Photo: François Gervais

Et comme si cela ne suffisait pas, le premier vice-président d'Olymel, Paul Beauchamp, soutient que la forte présence de l'entreprise, de Berthierville jusqu'au secteur Cap-de-la-Madeleine, nécessitera des activités d'entreposage sur la rive nord.

Au cours des cinq prochaines années, l'entreprise investira pas moins de 500 millions de dollars, dont la moitié au Québec. «Et la part du lion se trouve ici», a-t-il dit à la soixantaine de gens d'affaires attentifs, réunis jeudi au Complexe Laviolette à Trois-Rivières.

À lui seul, le projet impliquant Olymel, ATrahan et Lucyporc à Yamachiche représente un investissement «minimal» de 80 millions de dollars. Maintenant que l'approvisionnement en eau est réglé et qu'une paix industrielle de 13 ans est assurée, la première pelletée de terre devrait avoir lieu au printemps 2017 pour une mise en opération deux ans plus tard dans des installations deux fois plus grandes. «C'est extrêmement prometteur», a lancé M. Beauchamp.

Mais, avoue-t-il, avec la création de 350 nouveaux emplois vient le défi du recrutement et de la rétention de la main-d'oeuvre. En tout, Olymel compte pas moins de 11 000 employés. Le recours à des travailleurs étrangers n'est pas écarté par la direction pour «réussir à maintenir notre base d'affaires». Et différentes stratégies sont adoptées pour attirer les candidatures, comme les foires d'emploi.

D'ailleurs, depuis l'acquisition de la Fernandière en juin dernier, les emplois ont doublé, pour atteindre 160, et le volume a triplé. «On est déjà à l'étroit. Il va falloir agrandir le printemps prochain. Cela va créer plus d'emplois et ce sera une unité d'affaires extrêmement performante», a annoncé le conférencier du jour tout en soulignant que du côté des installations madelinoises, «on réussit à faire des miracles» malgré des espaces limités.

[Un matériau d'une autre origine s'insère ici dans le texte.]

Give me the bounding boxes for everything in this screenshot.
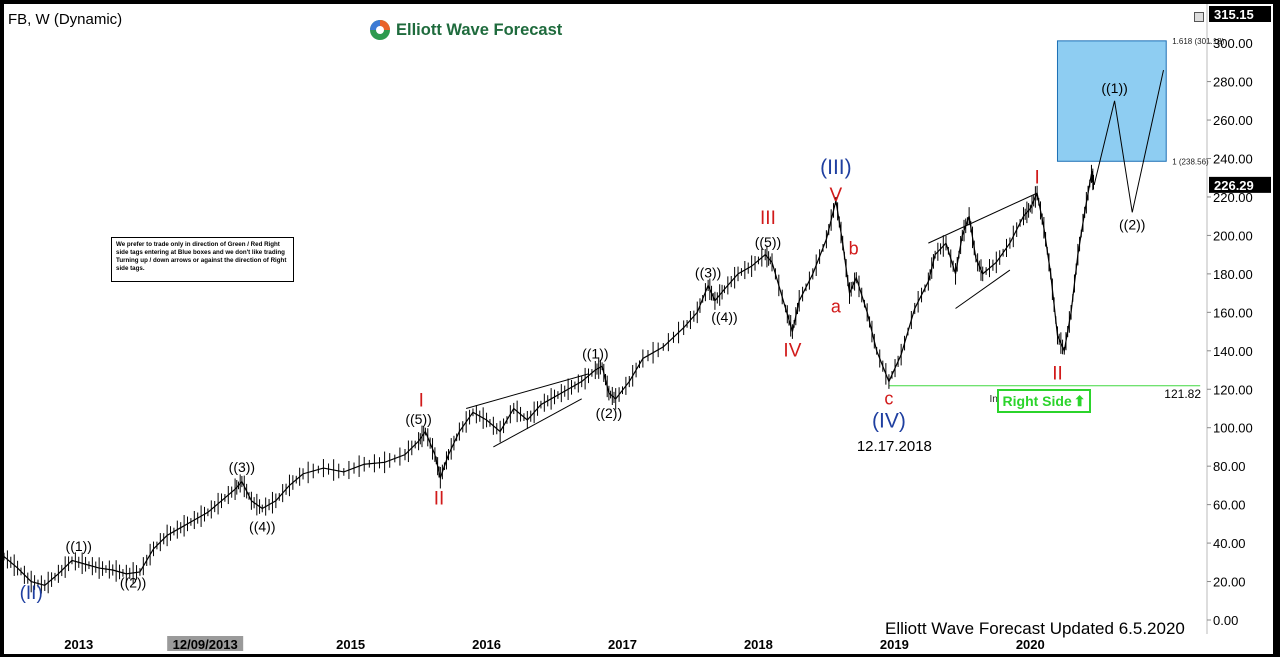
- wave-label: b: [849, 239, 859, 259]
- y-tick-label: 260.00: [1213, 113, 1253, 128]
- price-series-layer: [3, 69, 1164, 594]
- invalidation-value: 121.82: [1164, 387, 1201, 401]
- y-tick-label: 20.00: [1213, 575, 1246, 590]
- y-tick-label: 80.00: [1213, 459, 1246, 474]
- elliott-wave-logo-icon: [370, 20, 390, 40]
- x-tick-label: 2017: [608, 637, 637, 652]
- y-tick-label: 160.00: [1213, 305, 1253, 320]
- fib-level-label: 1.618 (301.18): [1172, 37, 1224, 46]
- right-side-tag: Right Side ⬆: [997, 389, 1091, 413]
- time-axis: [4, 634, 1273, 654]
- wave-label: ((1)): [582, 345, 608, 361]
- top-price-tag-bg: [1209, 6, 1271, 22]
- x-tick-highlight: [167, 636, 244, 651]
- wedge-line: [955, 269, 1011, 309]
- y-tick-label: 200.00: [1213, 228, 1253, 243]
- wave-label: ((3)): [695, 265, 721, 281]
- wave-label: a: [831, 296, 842, 316]
- wave-label: ((2)): [1119, 217, 1145, 233]
- x-tick-label: 2015: [336, 637, 365, 652]
- wave-label: ((4)): [711, 309, 737, 325]
- wave-label: ((3)): [229, 459, 255, 475]
- y-tick-label: 140.00: [1213, 344, 1253, 359]
- wave-label: I: [419, 391, 424, 412]
- y-tick-label: 40.00: [1213, 536, 1246, 551]
- y-tick-label: 300.00: [1213, 36, 1253, 51]
- wave-label: (II): [20, 583, 43, 604]
- y-axis-ticks: 0.00 20.00 40.00 60.00 80.00 100.00 120.00 140.…: [1207, 6, 1271, 628]
- wave-label: I: [1034, 168, 1039, 189]
- trading-note: We prefer to trade only in direction of …: [111, 237, 294, 282]
- x-tick-label: 2013: [64, 637, 93, 652]
- x-axis-ticks: 2013 12/09/2013 2015 2016 2017 2018 2019 2020: [64, 636, 1045, 652]
- current-price-tag: 226.29: [1214, 178, 1254, 193]
- x-tick-label: 12/09/2013: [173, 637, 238, 652]
- brand-name: Elliott Wave Forecast: [396, 20, 563, 39]
- wave-label: (IV): [872, 410, 906, 433]
- updated-label: Elliott Wave Forecast Updated 6.5.2020: [885, 619, 1185, 638]
- wedge-line: [928, 192, 1038, 244]
- top-price-tag: 315.15: [1214, 7, 1254, 22]
- wave-label: c: [884, 389, 893, 409]
- price-axis: [1207, 4, 1273, 634]
- y-tick-label: 180.00: [1213, 267, 1253, 282]
- y-tick-label: 100.00: [1213, 421, 1253, 436]
- wave-label: V: [830, 185, 843, 206]
- current-price-tag-bg: [1209, 176, 1271, 193]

D'entrée de jeu, M. Beauchamp a rappelé comment Olymel avait grandi au fil de nombreux partenariats depuis sa création en 1991. Un quart de siècle plus tard, ce géant de l'agroalimentaire, qui dispose de 25 usines et centres de distribution, exporte dans plus de 65 pays et son chiffre d'affaires est passé de 645 millions de dollars à 3,2 milliards de dollars. Aujourd'hui, ce troisième producteur de porcs au Canada en abat 6,5 millions par année alors que 130 millions d'oiseaux subissent le même sort.

«De 2013 à 2016, il y a eu une accélération de nos projets d'investissements, d'acquisitions et de partenariats», a-t-il fait savoir avant d'identifier comme constances la croissance, la diversification géographique, l'intégration de la chaîne de valeur et, évidemment, les partenariats.

Abordant la question du contexte canadien, M. Beauchamp n'a pas manqué de souligner le taux de change favorable, «du moins pour l'instant», et un bas coût de production à la ferme. Statut sanitaire enviable, système d'inspection reconnu, clients qui se concentrent et se régionalisent: voilà d'autres éléments qu'il a mentionnés.

Au plan des enjeux, l'invité des MMCQ a identifié, entre autres, le bien-être animal et la pénurie de main-d'oeuvre. «On veut être plus agressif dans l'offre de produits», a-t-il conclu.